Ce mercredi 30e de mars. Les gens de bien sont en attente du bon temps que la mort du cardinal Mazarin [2] fait espérer. On parle d’un grand voyage du roi [3] à Fontainebleau [4] après Pâques, [1] comme aussi d’un jubilé [5] pour faire des prières à Dieu contre le Turc [6] qui menace l’Allemagne et l’Italie. Ce fut M. le chancelier [7] qui le dit hier à un de mes amis. Ondedei [8] demeurera évêque de Fréjus et n’aura point Évreux comme il espérait, les deux reines l’ont empêché, désirant de faire donner cet évêché à un autre. [2] On a réglé pour les bénéfices qui dorénavant viendront à vaquer, afin que la conscience du roi n’y soit point engagée, qu’il n’en conférera aucun sans le consentement de MM. de Marca, [9] archevêque de Toulouse, [10] de Péréfixe, [11] évêque de Rodez, précepteur du roi, et du P. Annat, [12] jésuite, son confesseur[3][13] Mais à propos de jésuite, comment se porte le bon P. Théophile Raynaud ? [14] Prenez un peu soin de sa santé maintenant qu’il a perdu M. Guillemin. [15] Quand verra le jour son Sanctus Georgius Cappadox ? Voilà une dédicace qui est lontemps à venir ! [4] Quel travail ce bon père a-t-il entre les mains ? Faites-moi la grâce de lui dire que je suis son très humble serviteur. Messieurs de la Cour des aides [16] sont troublés pour n’avoir pas obtenu du roi ce qu’ils espéraient pour leurs compagnons. Il y a là-dedans des faux frères et entre autres, un certain président Dorieu [17] qui a accusé les gens de bien ; on dit tout haut qu’il est pensionnaire des partisans[5]
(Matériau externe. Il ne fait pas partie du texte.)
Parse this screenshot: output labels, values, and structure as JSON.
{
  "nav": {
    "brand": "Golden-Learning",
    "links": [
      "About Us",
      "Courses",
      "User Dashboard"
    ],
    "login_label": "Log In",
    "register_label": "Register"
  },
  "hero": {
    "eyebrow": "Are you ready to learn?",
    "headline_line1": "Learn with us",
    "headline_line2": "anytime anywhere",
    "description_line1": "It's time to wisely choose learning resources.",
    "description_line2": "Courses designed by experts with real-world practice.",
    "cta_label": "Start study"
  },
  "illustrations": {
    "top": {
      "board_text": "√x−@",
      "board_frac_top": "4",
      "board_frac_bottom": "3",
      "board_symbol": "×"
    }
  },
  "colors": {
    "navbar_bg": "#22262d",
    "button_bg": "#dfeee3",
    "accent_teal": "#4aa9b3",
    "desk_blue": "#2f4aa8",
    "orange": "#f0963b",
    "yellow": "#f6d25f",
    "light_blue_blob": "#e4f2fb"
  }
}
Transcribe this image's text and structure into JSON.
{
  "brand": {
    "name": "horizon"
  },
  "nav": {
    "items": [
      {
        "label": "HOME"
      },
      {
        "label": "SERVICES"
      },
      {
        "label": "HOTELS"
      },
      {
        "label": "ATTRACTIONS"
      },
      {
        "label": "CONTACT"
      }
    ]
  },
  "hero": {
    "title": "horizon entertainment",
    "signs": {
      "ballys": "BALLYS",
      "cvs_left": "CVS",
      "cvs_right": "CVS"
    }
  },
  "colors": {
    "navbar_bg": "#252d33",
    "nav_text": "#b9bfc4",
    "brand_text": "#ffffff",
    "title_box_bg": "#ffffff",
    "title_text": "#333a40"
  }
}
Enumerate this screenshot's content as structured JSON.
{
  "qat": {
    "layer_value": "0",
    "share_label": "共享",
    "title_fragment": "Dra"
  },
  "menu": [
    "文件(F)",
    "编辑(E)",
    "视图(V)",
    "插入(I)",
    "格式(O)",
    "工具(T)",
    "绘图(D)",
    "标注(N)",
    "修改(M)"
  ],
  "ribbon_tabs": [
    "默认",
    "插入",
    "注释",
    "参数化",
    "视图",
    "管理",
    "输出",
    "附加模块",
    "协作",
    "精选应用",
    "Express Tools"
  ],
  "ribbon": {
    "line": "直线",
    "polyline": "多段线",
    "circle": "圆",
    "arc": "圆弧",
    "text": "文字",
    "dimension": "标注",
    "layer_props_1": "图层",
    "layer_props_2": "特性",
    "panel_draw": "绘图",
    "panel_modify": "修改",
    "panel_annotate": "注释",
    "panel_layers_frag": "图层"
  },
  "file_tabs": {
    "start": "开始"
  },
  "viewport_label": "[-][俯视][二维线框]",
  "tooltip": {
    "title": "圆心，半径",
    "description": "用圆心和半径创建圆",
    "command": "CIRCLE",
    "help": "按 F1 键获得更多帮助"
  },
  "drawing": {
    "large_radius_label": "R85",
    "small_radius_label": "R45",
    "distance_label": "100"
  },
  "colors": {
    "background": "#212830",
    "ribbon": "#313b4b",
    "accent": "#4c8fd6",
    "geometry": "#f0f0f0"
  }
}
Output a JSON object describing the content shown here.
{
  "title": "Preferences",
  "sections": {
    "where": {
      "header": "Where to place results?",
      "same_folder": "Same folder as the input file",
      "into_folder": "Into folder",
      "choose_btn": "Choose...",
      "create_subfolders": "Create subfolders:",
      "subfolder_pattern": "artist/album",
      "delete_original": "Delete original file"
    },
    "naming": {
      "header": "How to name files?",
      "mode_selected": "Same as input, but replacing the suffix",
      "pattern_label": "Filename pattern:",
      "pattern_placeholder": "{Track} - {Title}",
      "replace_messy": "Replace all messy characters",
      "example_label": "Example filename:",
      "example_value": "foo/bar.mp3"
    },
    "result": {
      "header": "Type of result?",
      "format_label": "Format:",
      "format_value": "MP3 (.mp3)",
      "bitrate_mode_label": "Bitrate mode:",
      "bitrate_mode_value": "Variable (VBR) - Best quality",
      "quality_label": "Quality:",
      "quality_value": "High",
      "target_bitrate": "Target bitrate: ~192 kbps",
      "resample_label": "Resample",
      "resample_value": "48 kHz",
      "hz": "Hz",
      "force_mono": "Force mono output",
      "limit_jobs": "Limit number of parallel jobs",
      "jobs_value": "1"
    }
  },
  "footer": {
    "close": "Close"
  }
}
On a reçu aujourd’hui au Parlement, conseiller de la Cour, M. de Marillac, [18] fils de M. de Marillac, [19] ci-devant maître des requêtes, qui était < petit->fils unique du garde des sceaux[20] Le père [21] mourut cinq ans avant que son père eût la garde des sceaux quand on les ôta à M. d’Aligre, [22] chancelier, l’an 1626. [6] Celui qui a été reçu aujourd’hui est neveu de M. le premier président[23] vu que les deux femmes sont deux sœurs, [24][25] filles de M. Potier d’Ocquerre, [26][27] secrétaire d’État, qui mourut en 1628 ; elles sont aussi sœurs de M. de Blancmesnil, [28] président de la première Chambre des enquêtes, qui est celui pour qui on fit des barricades [29] l’an 1648, conjointement avec le bonhomme M. de Broussel, [30] conseiller de la Grand’Chambre[7] M. le duc d’Orléans [31] a été marié du jour d’hier à la princesse d’Angleterre. [32] M. le prince de Condé [33] avait été prié aux fiançailles, mais il ne l’a pas été aux noces, auxquelles ont assisté le roi, les trois reines, Mme la duchesse d’Orléans avec ses trois filles. [8] La noce a été faite sans bruit et il n’y a pas eu grande réjouissance. Voilà les deux fils de la reine [34] pourvus de femmes ; plût à Dieu que les pauvres peuples fussent aussi soulagés et pourvus de pain. On fera demain dans les Augustins [35] le service pour le repos de l’âme du Mazarin (ce filou à rouge bonnet en avait-il une ?) aux dépens du Clergé et dans huit jours, on fera le grand service dans Notre-Dame [36] pour le même sujet. Enfin la bulle du jubilé [37] est ici arrivée, on s’en va prendre les mesures nécessaires pour la distribuer quelques semaines après Pâques. C’est pour remercier Dieu de la paix générale, des mariages, etc., et pour le prier qu’il nous assiste contre le Turc qui nous menace. J’ai céans des lettres de Nuremberg [38] qui me font connaître que l’on en a peur tout de bon à Vienne. [39] On dit que l’empereur [40] est possédé entièrement par douze jésuites [41] qui ne l’abandonnent jamais ni ne le perdent point de vue. Je ne le saurais croire car je sais de bonne part que c’est un prince fort éclairé, mais d’un naturel fort doux ; il est fort adonné à la musique et aux belles-lettres. Je vous baise très humblement les mains, à Mlle Falconet et à M. Spon, notre bon ami, et suis de toute mon âme votre, etc.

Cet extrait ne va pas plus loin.